Sweeten Company had no jobs in progress at the beginning of March and no beginning inventories. The company has two manufacturing departments--Molding and Fabrication. It started, completed, and sold only two jobs during MarchJob P and Job Q. The following additional information is available for the company as a whole and for Jobs P and Q (all data and questions relate to the month of March):

Molding Fabrication Total
Estimated total machine-hours used 2,500 1,500 4,000
Estimated total fixed manufacturing overhead $ 12,000 $ 16,200 $ 28,200
Estimated variable manufacturing overhead per machine-hour $ 2.20 $ 3.00

Job P Job Q
Direct materials $ 21,000 $ 12,000
Direct labor cost $ 27,400 $ 10,700
Actual machine-hours used:
Molding 2,500 1,600
Fabrication 1,400 1,700
Total 3,900 3,300

Sweeten Company had no underapplied or overapplied manufacturing overhead costs during the month.

Required:

For questions 1-8, assume that Sweeten Company uses a plantwide predetermined overhead rate with machine-hours as the allocation base.
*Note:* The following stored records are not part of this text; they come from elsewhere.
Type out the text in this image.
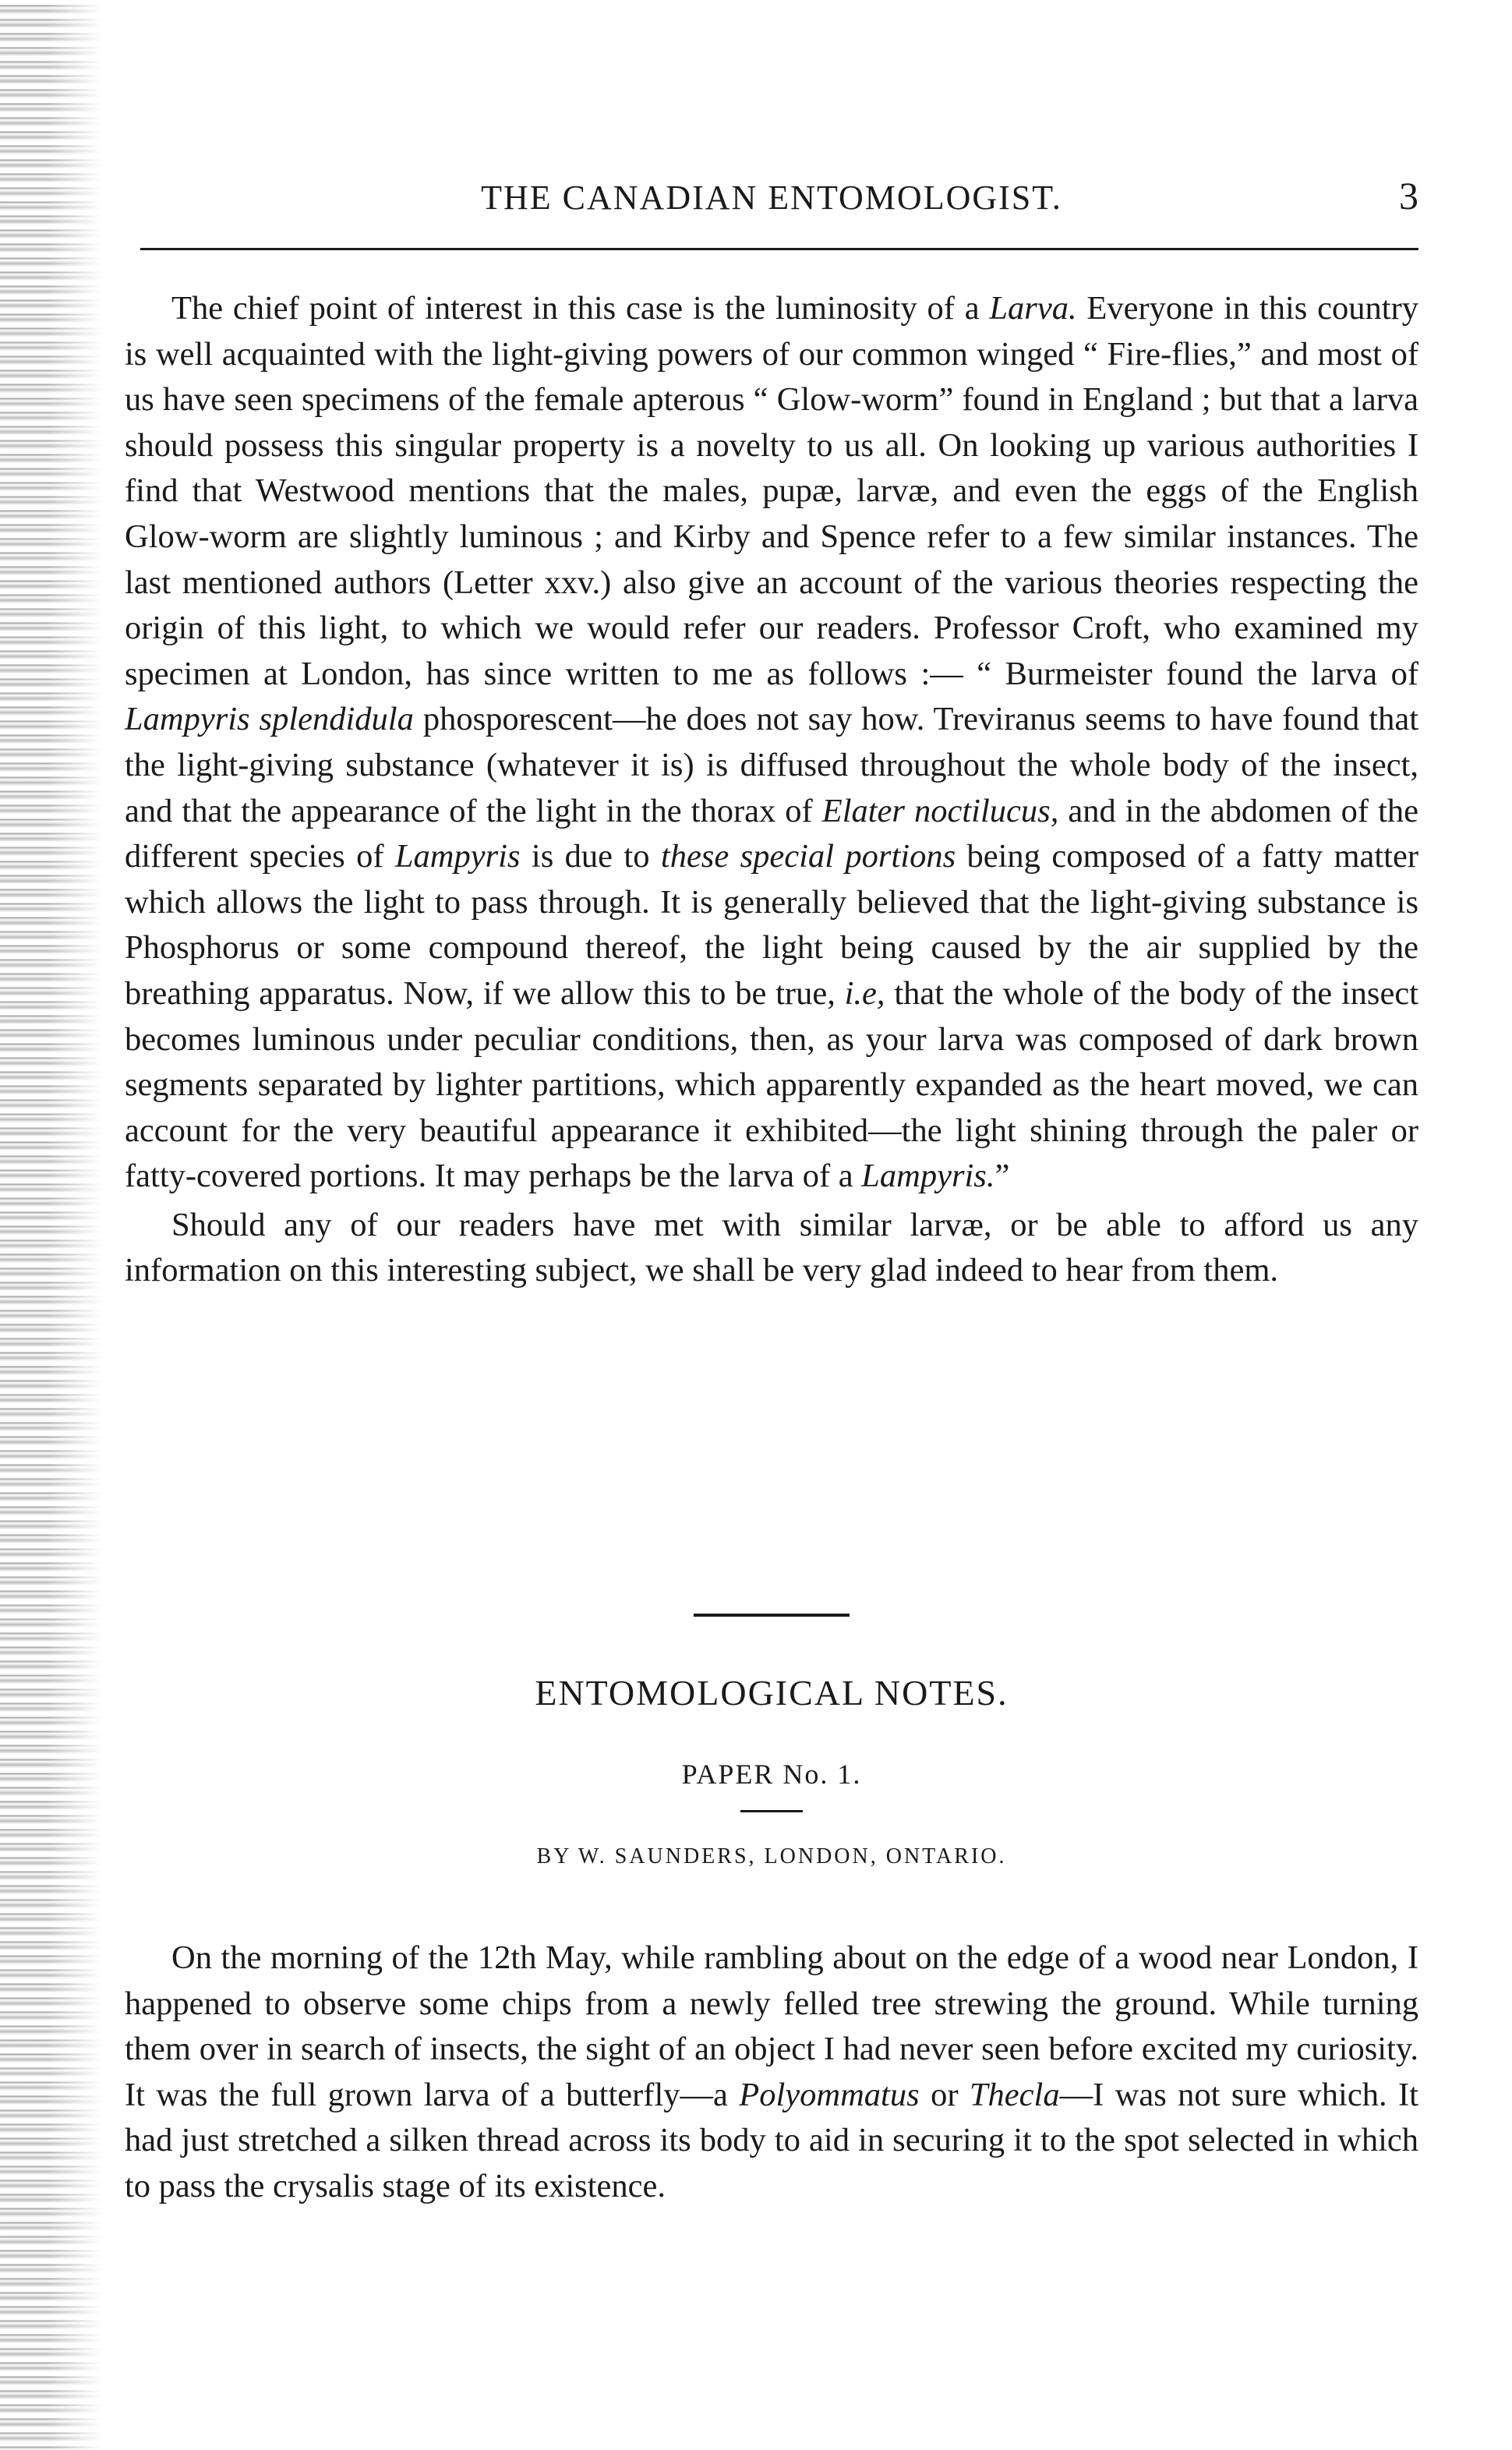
THE CANADIAN ENTOMOLOGIST.	3

The chief point of interest in this case is the luminosity of a Larva. Everyone in this country is well acquainted with the light-giving powers of our common winged “ Fire-flies,” and most of us have seen specimens of the female apterous “ Glow-worm” found in England ; but that a larva should possess this singular property is a novelty to us all. On looking up various authorities I find that Westwood mentions that the males, pupæ, larvæ, and even the eggs of the English Glow-worm are slightly luminous ; and Kirby and Spence refer to a few similar instances. The last mentioned authors (Letter xxv.) also give an account of the various theories respecting the origin of this light, to which we would refer our readers. Professor Croft, who examined my specimen at London, has since written to me as follows :— “ Burmeister found the larva of Lampyris splendidula phosporescent—he does not say how. Treviranus seems to have found that the light-giving substance (whatever it is) is diffused throughout the whole body of the insect, and that the appearance of the light in the thorax of Elater noctilucus, and in the abdomen of the different species of Lampyris is due to these special portions being composed of a fatty matter which allows the light to pass through. It is generally believed that the light-giving substance is Phosphorus or some compound thereof, the light being caused by the air supplied by the breathing apparatus. Now, if we allow this to be true, i.e, that the whole of the body of the insect becomes luminous under peculiar conditions, then, as your larva was composed of dark brown segments separated by lighter partitions, which apparently expanded as the heart moved, we can account for the very beautiful appearance it exhibited—the light shining through the paler or fatty-covered portions. It may perhaps be the larva of a Lampyris.”

Should any of our readers have met with similar larvæ, or be able to afford us any information on this interesting subject, we shall be very glad indeed to hear from them.

ENTOMOLOGICAL NOTES.
PAPER No. 1.
BY W. SAUNDERS, LONDON, ONTARIO.

On the morning of the 12th May, while rambling about on the edge of a wood near London, I happened to observe some chips from a newly felled tree strewing the ground. While turning them over in search of insects, the sight of an object I had never seen before excited my curiosity. It was the full grown larva of a butterfly—a Polyommatus or Thecla—I was not sure which. It had just stretched a silken thread across its body to aid in securing it to the spot selected in which to pass the crysalis stage of its existence.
For questions 9-15, assume that the company uses departmental predetermined overhead rates with machine-hours as the allocation base in both departments.

1. What was the companys plantwide predetermined overhead rate? (Round your answer to 2 decimal places.)

-How much manufacturing overhead was applied to Job P and how much was applied to Job Q? (Do not round intermediate calculations.)

-What was the total manufacturing cost assigned to Job P? (Do not round intermediate calculations.)

-If Job P included 20 units, what was its unit product cost? (Do not round intermediate calculations. Round your final answer to nearest whole dollar.)